Plus personne ne veut adhérer à l’UE!

Interview dans «swissinfo» du 6 décembre 2002

Le refus de l’Espace économique européen était une bonne décision. Cet avis, c’est celui de Christoph Blocher. Dix ans après le vote, il fait le point avec swissinfo.

En 1992, le chef de file de la droite dure s’était fortement engagé contre l’EEE.

de Felix Münger

Christoph Blocher, êtes-vous toujours convaincu d’avoir pris la bonne décision il y a dix ans?

Christoph Blocher: Tout à fait, car si le peuple n’avait pas rejeté l’EEE
à l’époque, nous serions actuellement membres de l’Union européenne
(UE). Or désormais, hormis le Conseil fédéral, plus personne ne veut
d’une adhésion à l’UE.

Même les milieux économiques ont réalisé qu’une adhésion
n’apporterait pas de gros avantages.

En 1992, vous étiez la figure de proue de l’opposition à l’EEE.
Quelle était l’importance de ce combat pour vous?

Blocher: Naturellement, Je me suis fait connaître dans le cadre de la
campagne politique contre l’EEE. Mais ce n’était pas le but. J’ai
simplement pris conscience de l’importance de cette question pour la
Suisse, notamment au niveau de sa démocratie directe, du bon
fonctionnement de son Etat et de son bien-être.

Voilà les motivations qui m’ont poussé à me battre avec acharnement
contre l’EEE. Mais ce combat a été incroyablement fatigant, tant au
niveau psychologique que physique.

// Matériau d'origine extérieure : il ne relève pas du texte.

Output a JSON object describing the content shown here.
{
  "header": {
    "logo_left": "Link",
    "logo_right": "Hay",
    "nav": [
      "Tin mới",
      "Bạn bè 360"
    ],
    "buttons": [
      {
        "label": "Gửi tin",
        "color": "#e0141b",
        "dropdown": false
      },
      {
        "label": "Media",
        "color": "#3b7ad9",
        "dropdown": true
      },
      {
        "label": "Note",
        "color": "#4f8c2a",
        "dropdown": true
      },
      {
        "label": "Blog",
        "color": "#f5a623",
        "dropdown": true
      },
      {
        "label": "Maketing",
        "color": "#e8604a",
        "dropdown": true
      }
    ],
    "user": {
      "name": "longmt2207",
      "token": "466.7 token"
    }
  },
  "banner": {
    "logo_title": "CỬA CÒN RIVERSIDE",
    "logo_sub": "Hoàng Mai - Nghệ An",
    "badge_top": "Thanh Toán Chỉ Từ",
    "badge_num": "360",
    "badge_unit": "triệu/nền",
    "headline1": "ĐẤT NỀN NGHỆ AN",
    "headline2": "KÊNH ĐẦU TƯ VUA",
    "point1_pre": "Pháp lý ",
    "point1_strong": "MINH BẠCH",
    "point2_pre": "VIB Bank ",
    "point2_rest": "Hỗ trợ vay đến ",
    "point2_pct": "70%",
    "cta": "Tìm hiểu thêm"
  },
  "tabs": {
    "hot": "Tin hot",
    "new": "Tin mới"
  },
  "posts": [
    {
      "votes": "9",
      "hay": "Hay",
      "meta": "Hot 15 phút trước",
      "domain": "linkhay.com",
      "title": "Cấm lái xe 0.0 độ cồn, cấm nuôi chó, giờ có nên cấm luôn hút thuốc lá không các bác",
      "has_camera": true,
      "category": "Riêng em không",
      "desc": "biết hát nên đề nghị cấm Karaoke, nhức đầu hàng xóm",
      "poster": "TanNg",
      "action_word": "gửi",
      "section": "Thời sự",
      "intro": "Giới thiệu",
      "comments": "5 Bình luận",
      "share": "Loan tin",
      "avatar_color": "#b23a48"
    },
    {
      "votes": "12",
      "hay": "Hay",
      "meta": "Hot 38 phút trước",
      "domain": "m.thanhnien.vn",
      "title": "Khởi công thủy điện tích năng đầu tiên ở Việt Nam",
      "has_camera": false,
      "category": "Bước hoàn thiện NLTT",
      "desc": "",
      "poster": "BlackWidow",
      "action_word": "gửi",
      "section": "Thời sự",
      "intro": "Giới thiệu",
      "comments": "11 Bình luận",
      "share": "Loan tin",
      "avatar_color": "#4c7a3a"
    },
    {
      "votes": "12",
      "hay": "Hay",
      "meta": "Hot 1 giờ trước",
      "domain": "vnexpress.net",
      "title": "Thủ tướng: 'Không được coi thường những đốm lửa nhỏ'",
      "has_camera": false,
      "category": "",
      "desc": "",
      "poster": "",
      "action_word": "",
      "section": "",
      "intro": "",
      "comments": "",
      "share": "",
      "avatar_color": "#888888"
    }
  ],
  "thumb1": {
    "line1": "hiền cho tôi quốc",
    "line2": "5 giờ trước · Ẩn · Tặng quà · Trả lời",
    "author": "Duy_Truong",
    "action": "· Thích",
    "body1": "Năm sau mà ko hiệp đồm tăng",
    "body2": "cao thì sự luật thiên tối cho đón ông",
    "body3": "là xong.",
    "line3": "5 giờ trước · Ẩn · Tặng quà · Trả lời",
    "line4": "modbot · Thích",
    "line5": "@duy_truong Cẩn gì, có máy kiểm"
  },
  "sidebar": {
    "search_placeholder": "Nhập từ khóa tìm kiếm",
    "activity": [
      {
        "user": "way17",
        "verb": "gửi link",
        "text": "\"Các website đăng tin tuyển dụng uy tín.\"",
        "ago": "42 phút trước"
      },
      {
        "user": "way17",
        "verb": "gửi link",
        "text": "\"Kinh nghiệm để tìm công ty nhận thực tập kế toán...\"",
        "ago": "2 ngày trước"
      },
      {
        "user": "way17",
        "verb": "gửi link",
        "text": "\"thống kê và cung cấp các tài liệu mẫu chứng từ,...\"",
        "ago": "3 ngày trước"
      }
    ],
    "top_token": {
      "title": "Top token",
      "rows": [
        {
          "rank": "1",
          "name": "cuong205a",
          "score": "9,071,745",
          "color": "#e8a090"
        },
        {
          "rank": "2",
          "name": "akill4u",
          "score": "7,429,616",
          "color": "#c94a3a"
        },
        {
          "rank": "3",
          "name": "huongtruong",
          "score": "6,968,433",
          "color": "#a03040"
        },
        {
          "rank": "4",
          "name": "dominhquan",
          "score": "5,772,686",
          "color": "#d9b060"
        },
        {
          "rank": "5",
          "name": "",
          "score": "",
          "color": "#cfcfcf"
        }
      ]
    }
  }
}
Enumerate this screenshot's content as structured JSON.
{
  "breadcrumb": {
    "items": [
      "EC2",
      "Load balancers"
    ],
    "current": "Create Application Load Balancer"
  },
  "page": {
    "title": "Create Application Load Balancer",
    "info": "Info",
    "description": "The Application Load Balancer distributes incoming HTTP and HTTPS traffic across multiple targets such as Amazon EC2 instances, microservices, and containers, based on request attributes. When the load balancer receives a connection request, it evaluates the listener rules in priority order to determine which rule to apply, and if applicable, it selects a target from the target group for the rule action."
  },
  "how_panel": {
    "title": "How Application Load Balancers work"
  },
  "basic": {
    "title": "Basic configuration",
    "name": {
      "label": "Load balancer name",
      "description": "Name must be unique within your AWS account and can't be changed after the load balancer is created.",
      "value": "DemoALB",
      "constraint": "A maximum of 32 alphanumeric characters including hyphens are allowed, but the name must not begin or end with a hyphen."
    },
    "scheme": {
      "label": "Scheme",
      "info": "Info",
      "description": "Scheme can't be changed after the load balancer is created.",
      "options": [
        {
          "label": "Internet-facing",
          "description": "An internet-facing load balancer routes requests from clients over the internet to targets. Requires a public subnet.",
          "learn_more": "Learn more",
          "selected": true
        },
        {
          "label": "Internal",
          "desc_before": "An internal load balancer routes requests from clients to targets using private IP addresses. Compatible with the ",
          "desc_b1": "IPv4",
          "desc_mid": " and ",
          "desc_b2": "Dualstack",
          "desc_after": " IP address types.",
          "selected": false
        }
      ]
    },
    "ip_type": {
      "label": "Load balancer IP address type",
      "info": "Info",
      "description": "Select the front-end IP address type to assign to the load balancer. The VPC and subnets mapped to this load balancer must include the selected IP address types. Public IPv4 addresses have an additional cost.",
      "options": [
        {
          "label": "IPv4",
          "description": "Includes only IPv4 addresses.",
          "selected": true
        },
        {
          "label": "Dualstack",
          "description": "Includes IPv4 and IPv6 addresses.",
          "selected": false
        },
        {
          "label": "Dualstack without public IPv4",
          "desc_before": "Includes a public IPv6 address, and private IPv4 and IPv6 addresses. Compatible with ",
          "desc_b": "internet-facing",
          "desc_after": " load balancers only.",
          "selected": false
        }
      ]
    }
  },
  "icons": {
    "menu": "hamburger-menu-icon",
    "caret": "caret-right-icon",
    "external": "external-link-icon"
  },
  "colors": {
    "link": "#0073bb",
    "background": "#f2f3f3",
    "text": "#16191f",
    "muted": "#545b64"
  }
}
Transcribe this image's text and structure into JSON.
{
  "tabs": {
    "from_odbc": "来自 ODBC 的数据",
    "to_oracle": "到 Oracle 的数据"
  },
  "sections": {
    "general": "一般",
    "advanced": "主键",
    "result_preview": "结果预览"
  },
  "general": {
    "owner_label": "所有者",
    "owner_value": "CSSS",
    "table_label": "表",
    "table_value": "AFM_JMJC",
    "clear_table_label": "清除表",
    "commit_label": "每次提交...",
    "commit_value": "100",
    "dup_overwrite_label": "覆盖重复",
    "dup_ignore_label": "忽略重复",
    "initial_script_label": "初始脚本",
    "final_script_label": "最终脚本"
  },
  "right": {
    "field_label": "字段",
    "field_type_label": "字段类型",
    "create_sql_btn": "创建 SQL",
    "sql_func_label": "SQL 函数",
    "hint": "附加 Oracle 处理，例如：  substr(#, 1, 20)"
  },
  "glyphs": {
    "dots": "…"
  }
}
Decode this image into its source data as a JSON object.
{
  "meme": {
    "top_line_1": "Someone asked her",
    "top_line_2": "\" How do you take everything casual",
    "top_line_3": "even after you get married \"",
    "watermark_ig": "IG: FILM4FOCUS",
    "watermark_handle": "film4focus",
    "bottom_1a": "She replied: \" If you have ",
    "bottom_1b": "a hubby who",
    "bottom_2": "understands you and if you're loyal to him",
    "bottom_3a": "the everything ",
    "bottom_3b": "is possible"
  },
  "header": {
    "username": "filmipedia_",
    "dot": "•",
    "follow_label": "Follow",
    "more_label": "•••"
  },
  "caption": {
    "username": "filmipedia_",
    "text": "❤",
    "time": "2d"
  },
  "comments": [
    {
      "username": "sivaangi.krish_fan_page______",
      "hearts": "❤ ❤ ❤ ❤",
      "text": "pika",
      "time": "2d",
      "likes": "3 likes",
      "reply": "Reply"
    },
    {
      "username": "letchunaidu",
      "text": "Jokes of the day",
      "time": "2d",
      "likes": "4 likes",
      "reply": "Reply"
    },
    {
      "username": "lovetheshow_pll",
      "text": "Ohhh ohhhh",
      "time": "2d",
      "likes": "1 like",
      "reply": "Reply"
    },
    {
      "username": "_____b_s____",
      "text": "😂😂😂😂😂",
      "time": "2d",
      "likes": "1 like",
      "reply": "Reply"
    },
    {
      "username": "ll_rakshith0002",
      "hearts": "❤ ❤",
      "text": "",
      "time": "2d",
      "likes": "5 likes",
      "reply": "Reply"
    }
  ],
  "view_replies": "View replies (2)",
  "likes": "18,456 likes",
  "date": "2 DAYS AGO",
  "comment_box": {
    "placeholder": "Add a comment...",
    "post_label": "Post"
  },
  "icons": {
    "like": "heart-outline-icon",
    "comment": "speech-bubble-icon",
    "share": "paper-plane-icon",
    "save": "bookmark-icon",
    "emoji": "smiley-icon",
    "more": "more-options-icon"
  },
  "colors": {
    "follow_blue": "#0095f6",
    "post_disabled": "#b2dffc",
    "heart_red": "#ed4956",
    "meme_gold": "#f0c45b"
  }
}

Je pense que je ne pourrais pas
le mener une seconde fois.

Vos adversaires prétendent que l’actuelle stagnation
économique de la Suisse résulte du refus de l’EEE. Qu’en
pensez-vous?

Blocher: La situation s’est effectivement beaucoup détériorée depuis
1992. Il y a dix ans, la situation était encore bonne: moins de dettes,
moins d’impôts, moins de taxes. L’économie pouvait donc se
développer.

La situation actuelle n’a pourtant rien à voir avec le refus de l’EEE.
Elle est bien davantage la conséquence d’une mauvaise politique qui
consiste à essayer de s’adapter à l’UE et d’augmenter les taxes et les
impôts.

Quel serait votre conseil pour relancer l’économie suisse?

Blocher: La part de l’Etat doit diminuer, il ne doit pas y avoir de
nouveaux impôts et en aucun cas de nouvelles dettes.

Pour le reste, je suis convaincu que nous aurions des opportunités
formidables si nous disions enfin oui à la Suisse. Nous devons arrêter
de nous mettre à genoux devant les Etats étrangers. Personne
d’autre ne le fait.

Sur le plan intérieur, la Suisse connaît quelques blocages. Des
changements décisifs – comme le démantèlement des cartels –
sont pratiquement irréalisables…


Blocher:
Il n’y a rien d’autre à faire que de changer la situation
politique dans la Berne fédérale. Si l’Union démocratique du centre se
renforce lors des prochaines élections fédérales, la page pourra être
tournée. En effet, les autres partis bourgeois devront se résoudre à
mener une politique clairement à droite.

Quelle doit être la suite des relations entre la Suisse et l’UE?
Nous sommes en train de négocier avec elle un second paquet
d’accords bilatéraux, mais les négociations sont visiblement
ardues.

Blocher: A mon avis, il faut arrêter ces négociations. Le Conseil
fédéral ne les mène que pour faire adhérer la Suisse le plus vite
possible à l’UE.

Ces nouveaux accords bilatéraux auront pour conséquence la reprise
des accords de Schengen et, peut-être, l’abandon du secret
bancaire.
Or nous n’avons pas besoin de Schengen et il est
absolument hors de question d’abandonner notre secret bancaire.